Transmissible Cancers: Insights from Animal Cases and Clues for Human Metastasis

Jeya Chelliah B.Vsc Ph.D

Transmissible cancers are an intriguing and unusual facet of nature, predominantly found in certain animal species but not in humans. This blog post explores the species most affected by transmissible cancers, how these cases differ from human cancers, and the implications these differences have for understanding human cancer metastasis.

Which Species Are Affected?

Transmissible cancers are rare, with known cases in only a few species:

  • Tasmanian Devils: Perhaps the most well-known example is the Devil Facial Tumour Disease (DFTD), a fatal condition that spreads through biting.
  • Dogs: Canine Transmissible Venereal Tumor (CTVT) spreads among dogs through sexual contact, and is one of the oldest known transmissible cancers.
  • Bivalves: Marine bivalves, such as clams and mussels, can suffer from disseminated neoplasia, a leukemia-like cancer that spreads through water.
  • Soft-Shell Clams: These clams have been observed with a transmissible leukemia that affects multiple individuals in populations.

Differences in Cancer Presence

Transmissible cancers in these species differ from human cancers in several key ways:

  1. Transmission Method: In the affected species, cancer cells themselves are the infectious agents that transfer directly between individuals, unlike human cancers, which are not contagious.
  2. Immune System Interaction: These cancers often exploit a compromised or species-specific immune system trait that allows the cancer cells to avoid immune detection, a feature not typically seen in human cancers.
  3. Genetic Stability: Transmissible cancers in animals tend to stabilize genetically over time, allowing them to survive across different hosts. Human cancers, however, are characterized by genetic instability within the same individual.

Why Don’t Humans Transmit Cancer?

Humans do not naturally transmit cancers for several reasons:

  • Robust Immune Response: The human immune system is highly adept at recognizing and destroying aberrant cells, including those from other individuals, which prevents the establishment of transferred cancerous cells.
  • Lack of Viable Transmission Routes: Human behaviors and biological systems do not provide a pathway for the direct cell-to-cell transfer seen in transmissible cancers in animals.
  • Genetic Diversity: The genetic diversity among humans plays a role in the immune system’s ability to recognize and attack foreign cells, including cancer cells from another person.

Lessons for Understanding Human Cancer Metastasis

Studying transmissible cancers in animals offers unique insights into the mechanisms of cancer metastasis in humans.
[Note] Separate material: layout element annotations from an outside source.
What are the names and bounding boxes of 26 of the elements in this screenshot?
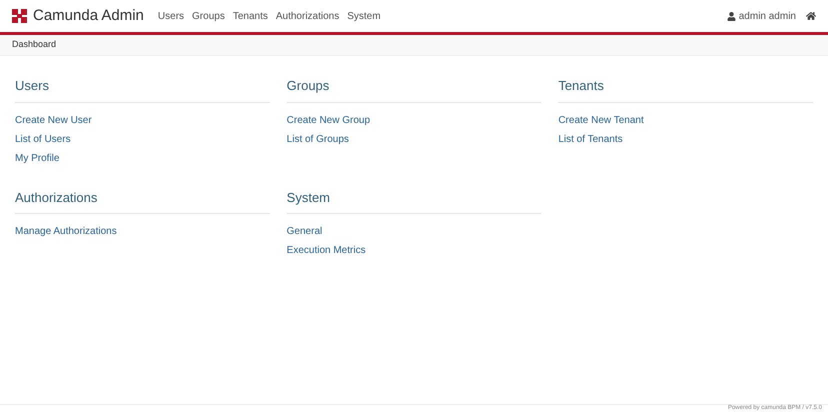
section-link[interactable]: Create New Tenant — [558, 110, 813, 130]
nav-link[interactable]: Authorizations — [276, 8, 340, 24]
logo-icon — [12, 9, 27, 23]
section-link[interactable]: List of Groups — [286, 130, 542, 148]
nav-link[interactable]: System — [347, 8, 381, 24]
section-link[interactable]: Manage Authorizations — [15, 222, 270, 241]
section-link[interactable]: Create New User — [15, 110, 270, 130]
section-heading: Users — [15, 76, 270, 102]
nav-link[interactable]: Groups — [192, 8, 225, 24]
section-link[interactable]: Create New Group — [286, 110, 542, 130]
section-link[interactable]: General — [286, 222, 542, 241]
brand-title[interactable]: Camunda Admin — [33, 4, 144, 28]
section-link[interactable]: Execution Metrics — [286, 241, 542, 260]
breadcrumb-item[interactable]: Dashboard — [12, 38, 56, 52]
section-link[interactable]: List of Tenants — [558, 130, 813, 148]
nav-link[interactable]: Tenants — [232, 8, 268, 24]
nav-link[interactable]: Users — [158, 8, 184, 24]
section-link[interactable]: My Profile — [15, 148, 270, 168]
home-icon[interactable] — [806, 11, 816, 21]
user-menu[interactable]: admin admin — [738, 8, 796, 24]
user-icon — [726, 12, 736, 20]
section-link[interactable]: List of Users — [15, 130, 270, 148]
section-heading: Authorizations — [15, 188, 270, 214]
section-heading: System — [286, 188, 542, 214]
section-heading: Tenants — [558, 76, 813, 102]
section-heading: Groups — [286, 76, 542, 102]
Here are a few key takeaways:

  • Cellular Escape Mechanisms: Understanding how animal cancer cells evade the immune system can provide clues on the molecular disguises that human cancer cells might use to metastasize within the same body.
  • Invasive Potential: Observations of how animal cancer cells colonize new hosts can lead to better understanding of the steps human cancer cells take to establish metastases in new tissues.
  • Treatment Strategies: Research into how animal cancers adapt to survive in multiple hosts over time might inspire new approaches to making human cancers more manageable or even curable by stabilizing their genetic changes.
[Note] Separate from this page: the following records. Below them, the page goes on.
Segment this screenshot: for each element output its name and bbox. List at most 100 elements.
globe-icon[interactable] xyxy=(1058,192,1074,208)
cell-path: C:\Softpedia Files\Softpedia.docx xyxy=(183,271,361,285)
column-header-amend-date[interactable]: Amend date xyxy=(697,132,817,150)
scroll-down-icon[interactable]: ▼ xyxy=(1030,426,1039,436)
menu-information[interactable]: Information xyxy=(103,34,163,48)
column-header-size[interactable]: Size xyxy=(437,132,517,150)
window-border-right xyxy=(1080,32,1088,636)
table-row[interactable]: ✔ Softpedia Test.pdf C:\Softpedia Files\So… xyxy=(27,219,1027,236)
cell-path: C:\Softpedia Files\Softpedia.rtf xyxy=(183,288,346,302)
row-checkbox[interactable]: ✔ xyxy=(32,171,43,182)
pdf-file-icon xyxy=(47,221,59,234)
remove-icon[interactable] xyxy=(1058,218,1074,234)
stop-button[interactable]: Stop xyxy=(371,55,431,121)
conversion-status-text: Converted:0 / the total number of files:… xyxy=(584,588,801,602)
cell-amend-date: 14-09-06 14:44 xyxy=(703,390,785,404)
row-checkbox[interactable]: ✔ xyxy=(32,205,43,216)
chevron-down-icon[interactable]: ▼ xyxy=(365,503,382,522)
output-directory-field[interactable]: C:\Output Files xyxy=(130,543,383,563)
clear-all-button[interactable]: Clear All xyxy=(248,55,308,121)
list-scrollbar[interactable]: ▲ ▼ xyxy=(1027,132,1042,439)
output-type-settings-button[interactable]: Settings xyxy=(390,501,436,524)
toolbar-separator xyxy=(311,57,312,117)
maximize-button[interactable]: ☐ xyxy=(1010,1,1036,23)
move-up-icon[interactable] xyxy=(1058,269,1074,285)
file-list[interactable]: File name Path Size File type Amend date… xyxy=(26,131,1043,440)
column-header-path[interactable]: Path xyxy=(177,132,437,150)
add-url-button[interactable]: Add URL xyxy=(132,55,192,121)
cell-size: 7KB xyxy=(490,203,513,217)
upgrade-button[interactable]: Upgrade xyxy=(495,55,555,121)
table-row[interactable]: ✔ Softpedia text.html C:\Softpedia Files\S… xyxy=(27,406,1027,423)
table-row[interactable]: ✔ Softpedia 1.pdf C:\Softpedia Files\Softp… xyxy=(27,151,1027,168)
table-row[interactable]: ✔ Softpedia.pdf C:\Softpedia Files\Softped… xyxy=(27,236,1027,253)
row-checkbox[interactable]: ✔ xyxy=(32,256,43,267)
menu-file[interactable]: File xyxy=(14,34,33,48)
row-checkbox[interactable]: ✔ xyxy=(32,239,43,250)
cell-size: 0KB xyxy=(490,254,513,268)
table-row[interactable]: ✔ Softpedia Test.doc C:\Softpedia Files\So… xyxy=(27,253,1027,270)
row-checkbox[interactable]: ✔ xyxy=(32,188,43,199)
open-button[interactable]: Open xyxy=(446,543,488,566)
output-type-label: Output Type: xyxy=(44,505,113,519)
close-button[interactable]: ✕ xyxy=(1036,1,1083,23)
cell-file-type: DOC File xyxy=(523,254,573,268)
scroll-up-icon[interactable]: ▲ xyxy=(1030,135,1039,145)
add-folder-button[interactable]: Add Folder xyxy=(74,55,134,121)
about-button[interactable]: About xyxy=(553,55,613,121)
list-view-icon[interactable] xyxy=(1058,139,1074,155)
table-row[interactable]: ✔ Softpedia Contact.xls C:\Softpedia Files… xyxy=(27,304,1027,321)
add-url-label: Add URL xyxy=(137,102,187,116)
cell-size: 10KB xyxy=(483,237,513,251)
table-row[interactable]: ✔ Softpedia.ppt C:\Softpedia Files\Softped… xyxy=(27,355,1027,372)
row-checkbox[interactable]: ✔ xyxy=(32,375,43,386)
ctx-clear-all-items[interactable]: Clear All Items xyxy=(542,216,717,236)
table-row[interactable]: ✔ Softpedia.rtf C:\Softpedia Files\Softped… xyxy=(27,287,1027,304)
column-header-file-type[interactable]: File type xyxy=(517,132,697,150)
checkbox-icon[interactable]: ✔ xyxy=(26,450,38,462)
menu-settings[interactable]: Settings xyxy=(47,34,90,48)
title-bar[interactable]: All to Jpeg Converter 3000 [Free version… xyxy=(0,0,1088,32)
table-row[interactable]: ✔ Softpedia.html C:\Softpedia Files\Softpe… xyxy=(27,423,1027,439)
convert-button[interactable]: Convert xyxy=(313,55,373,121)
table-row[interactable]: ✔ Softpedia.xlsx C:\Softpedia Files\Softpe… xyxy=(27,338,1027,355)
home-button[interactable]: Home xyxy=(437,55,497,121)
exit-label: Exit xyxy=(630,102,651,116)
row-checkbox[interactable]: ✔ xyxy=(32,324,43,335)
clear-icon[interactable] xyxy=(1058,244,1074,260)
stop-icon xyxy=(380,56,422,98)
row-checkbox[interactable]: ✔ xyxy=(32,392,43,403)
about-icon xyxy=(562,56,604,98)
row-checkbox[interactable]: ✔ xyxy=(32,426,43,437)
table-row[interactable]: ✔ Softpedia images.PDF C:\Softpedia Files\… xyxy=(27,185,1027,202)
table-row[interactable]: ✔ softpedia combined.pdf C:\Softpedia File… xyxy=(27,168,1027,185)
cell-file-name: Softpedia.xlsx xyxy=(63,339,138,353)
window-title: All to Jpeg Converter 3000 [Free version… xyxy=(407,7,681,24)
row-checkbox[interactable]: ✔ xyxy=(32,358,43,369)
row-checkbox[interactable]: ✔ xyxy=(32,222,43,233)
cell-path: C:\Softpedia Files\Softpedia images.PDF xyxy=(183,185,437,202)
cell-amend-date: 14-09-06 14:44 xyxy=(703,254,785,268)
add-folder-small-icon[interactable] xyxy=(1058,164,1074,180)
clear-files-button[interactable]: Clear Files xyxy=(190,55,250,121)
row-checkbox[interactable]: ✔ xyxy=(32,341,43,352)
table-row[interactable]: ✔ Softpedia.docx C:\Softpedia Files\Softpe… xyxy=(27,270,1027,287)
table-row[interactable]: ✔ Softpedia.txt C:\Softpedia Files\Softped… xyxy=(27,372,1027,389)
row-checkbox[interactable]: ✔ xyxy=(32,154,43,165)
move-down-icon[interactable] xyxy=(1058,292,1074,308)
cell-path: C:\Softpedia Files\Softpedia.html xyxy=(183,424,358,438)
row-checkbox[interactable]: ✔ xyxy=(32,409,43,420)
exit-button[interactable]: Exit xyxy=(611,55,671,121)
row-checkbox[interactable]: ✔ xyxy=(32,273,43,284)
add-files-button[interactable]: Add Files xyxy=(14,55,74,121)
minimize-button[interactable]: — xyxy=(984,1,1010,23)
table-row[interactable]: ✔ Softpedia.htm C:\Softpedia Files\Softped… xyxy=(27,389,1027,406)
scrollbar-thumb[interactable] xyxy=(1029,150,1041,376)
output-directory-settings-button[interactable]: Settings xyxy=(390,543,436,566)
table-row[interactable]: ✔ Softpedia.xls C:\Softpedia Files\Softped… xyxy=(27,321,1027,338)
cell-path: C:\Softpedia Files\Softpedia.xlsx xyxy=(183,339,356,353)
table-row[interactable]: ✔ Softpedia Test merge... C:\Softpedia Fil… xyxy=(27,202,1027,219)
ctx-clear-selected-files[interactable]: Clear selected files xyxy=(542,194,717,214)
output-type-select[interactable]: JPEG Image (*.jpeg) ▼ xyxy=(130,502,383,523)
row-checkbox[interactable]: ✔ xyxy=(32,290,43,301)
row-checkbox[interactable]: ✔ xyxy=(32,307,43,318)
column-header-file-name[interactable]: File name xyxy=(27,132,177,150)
Transmissible cancers in animals are a rare but rich source of knowledge for cancer biology. They offer a window into how cancer cells interact with immune systems and adapt to new environments—insights that could be crucial in developing new strategies to combat human cancer metastasis. By studying these unique diseases, researchers continue to uncover vital clues that could eventually lead to breakthroughs in the prevention and treatment of cancer in humans.